LangChain is an open-source framework designed to simplify the development of applications powered by large language models (LLMs). It provides tools and abstractions that allow developers to connect LLMs with external data sources, integrate reasoning steps, and orchestrate complex workflows. The goal of LangChain is to make LLMs not just text generators but useful agents capable of performing tasks, answering questions, and making decisions in real-world applications.

Core idea of LangChain

At its heart, LangChain is built on the concept of chaining different components together. Each chain may involve LLM calls, data retrieval, and decision-making steps. This modular approach makes it easier to build and extend advanced AI applications.

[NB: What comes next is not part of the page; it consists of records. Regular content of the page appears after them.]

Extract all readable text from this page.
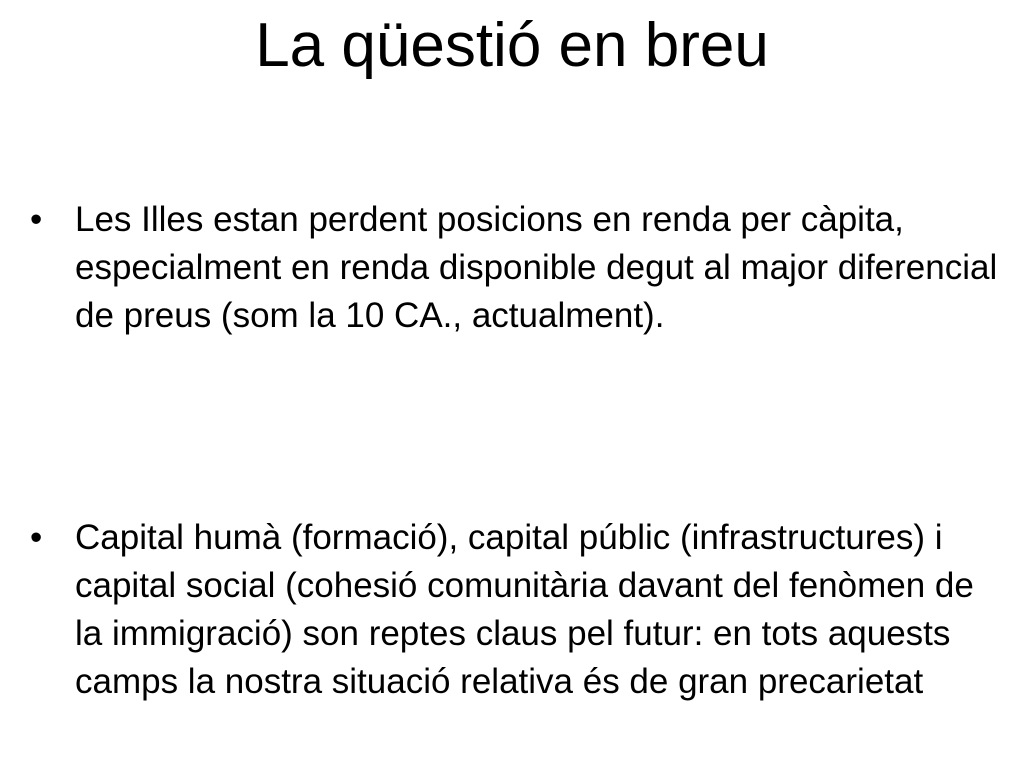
La qüestió en breu
• Les Illes estan perdent posicions en renda per càpita, especialment en renda disponible degut al major diferencial de preus (som la 10 CA., actualment).
• Capital humà (formació), capital públic (infrastructures) i capital social (cohesió comunitària davant del fenòmen de la immigració) son reptes claus pel futur: en tots aquests camps la nostra situació relativa és de gran precarietat
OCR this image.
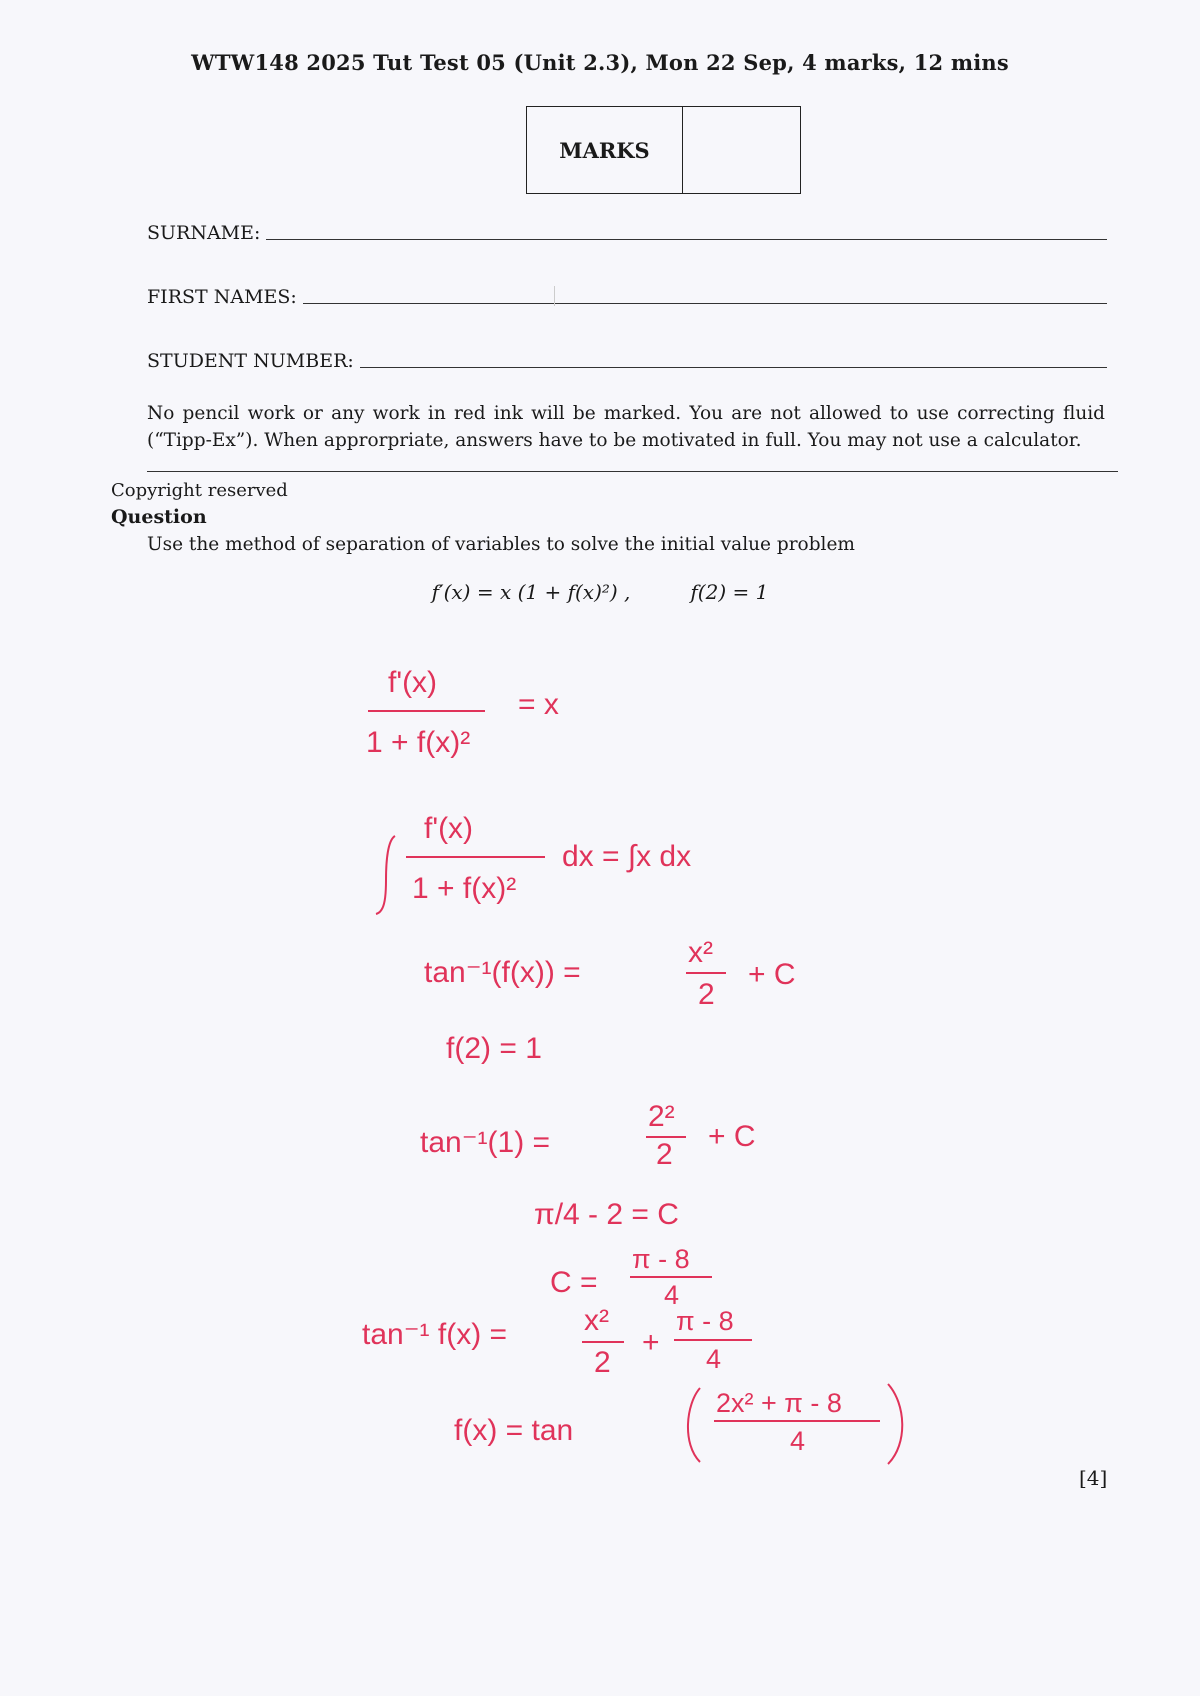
WTW148 2025 Tut Test 05 (Unit 2.3), Mon 22 Sep, 4 marks, 12 mins
MARKS
SURNAME:
FIRST NAMES:
STUDENT NUMBER:
No pencil work or any work in red ink will be marked. You are not allowed to use correcting fluid (“Tipp-Ex”). When approrpriate, answers have to be motivated in full. You may not use a calculator.
Copyright reserved
Question
Use the method of separation of variables to solve the initial value problem
f′(x) = x (1 + f(x)²) ,	f(2) = 1
f'(x)
1 + f(x)²
= x
f'(x)
1 + f(x)²
dx = ∫x dx
tan⁻¹(f(x)) =
x²
2
+ C
f(2) = 1
tan⁻¹(1) =
2²
2
+ C
π/4 - 2 = C
C =
π - 8
4
tan⁻¹ f(x) =	x²
2
+
π - 8
4
f(x) = tan
2x² + π - 8
4
[4]
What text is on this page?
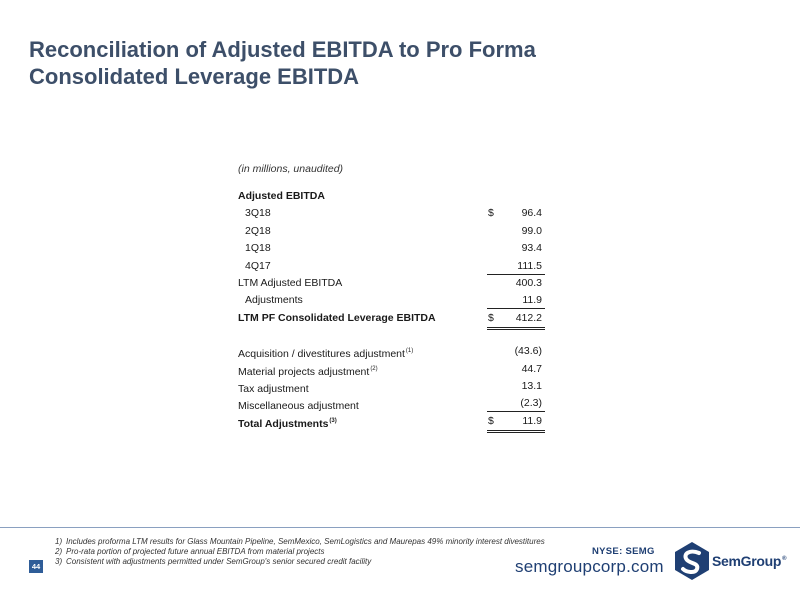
Reconciliation of Adjusted EBITDA to Pro Forma
Consolidated Leverage EBITDA
(in millions, unaudited)
Adjusted EBITDA
3Q18	$	96.4
2Q18	99.0
1Q18	93.4
4Q17	111.5
LTM Adjusted EBITDA	400.3
Adjustments	11.9
LTM PF Consolidated Leverage EBITDA	$ 412.2
Acquisition / divestitures adjustment$^{(1)}$	(43.6)
Material projects adjustment$^{(2)}$	44.7
Tax adjustment	13.1
Miscellaneous adjustment	(2.3)
Total Adjustments$^{(3)}$	$	11.9
44
1) Includes proforma LTM results for Glass Mountain Pipeline, SemMexico, SemLogistics and Maurepas 49% minority interest divestitures
2) Pro-rata portion of projected future annual EBITDA from material projects
3) Consistent with adjustments permitted under SemGroup's senior secured credit facility
NYSE: SEMG
semgroupcorp.com	SemGroup®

Key components of LangChain

  • Models: The foundation, including LLMs, chat models, and embeddings.
  • Prompts: Templates and structures that shape how queries are asked to the LLM.
  • Chains: Sequences of calls (LLMs, APIs, tools) combined together for multi-step workflows.
  • Agents: Decision-making entities that use LLMs to select which tools or steps to execute dynamically.
  • Memory: A mechanism to give applications context persistence, allowing them to handle conversations and maintain state.
  • Tools and Integrations: External APIs, databases, knowledge bases, or other services that can be plugged in.

Use cases of LangChain

  • Question Answering: Connecting an LLM with a knowledge base (like a vector database) to provide accurate answers from custom data.
  • Conversational Agents: Building chatbots with memory that can maintain context across sessions.
  • Data Augmented Generation: Combining LLMs with structured or unstructured data sources (SQL databases, APIs, documents) for richer responses.
  • Autonomous Agents: Creating agents that can plan tasks, choose the right tools, and execute them in a loop until the goal is met.
  • Document Analysis: Summarization, semantic search, and Q&A over large sets of documents.
  • Workflow Automation: Designing pipelines where multiple steps (API calls, calculations, LLM reasoning) are chained together.

LangChain in practice

LangChain is widely used in research, startups, and enterprises because it abstracts away the complexity of integrating LLMs into practical systems while offering flexibility for customization.

Hello World code in LangChain

The simplest way to get started with LangChain is to run a “Hello World” example that sends a prompt to an LLM and returns the response.

Here’s a Python example using langchain and OpenAI:

from langchain_openai import OpenAI

# Initialize the model
llm = OpenAI(model="gpt-3.5-turbo", temperature=0)

# Run a simple prompt
response = llm.invoke("Hello, world!")
print(response)

Explanation

  • The OpenAI class loads the LLM model (here gpt-3.5-turbo).
  • temperature=0 ensures deterministic output.
  • llm.invoke() sends the prompt "Hello, world!" to the model and returns its response.

This is the most basic way to interact with LangChain. From here, developers can extend the example by adding prompt templates, chaining multiple calls, connecting with tools, and enabling memory for contextual conversations.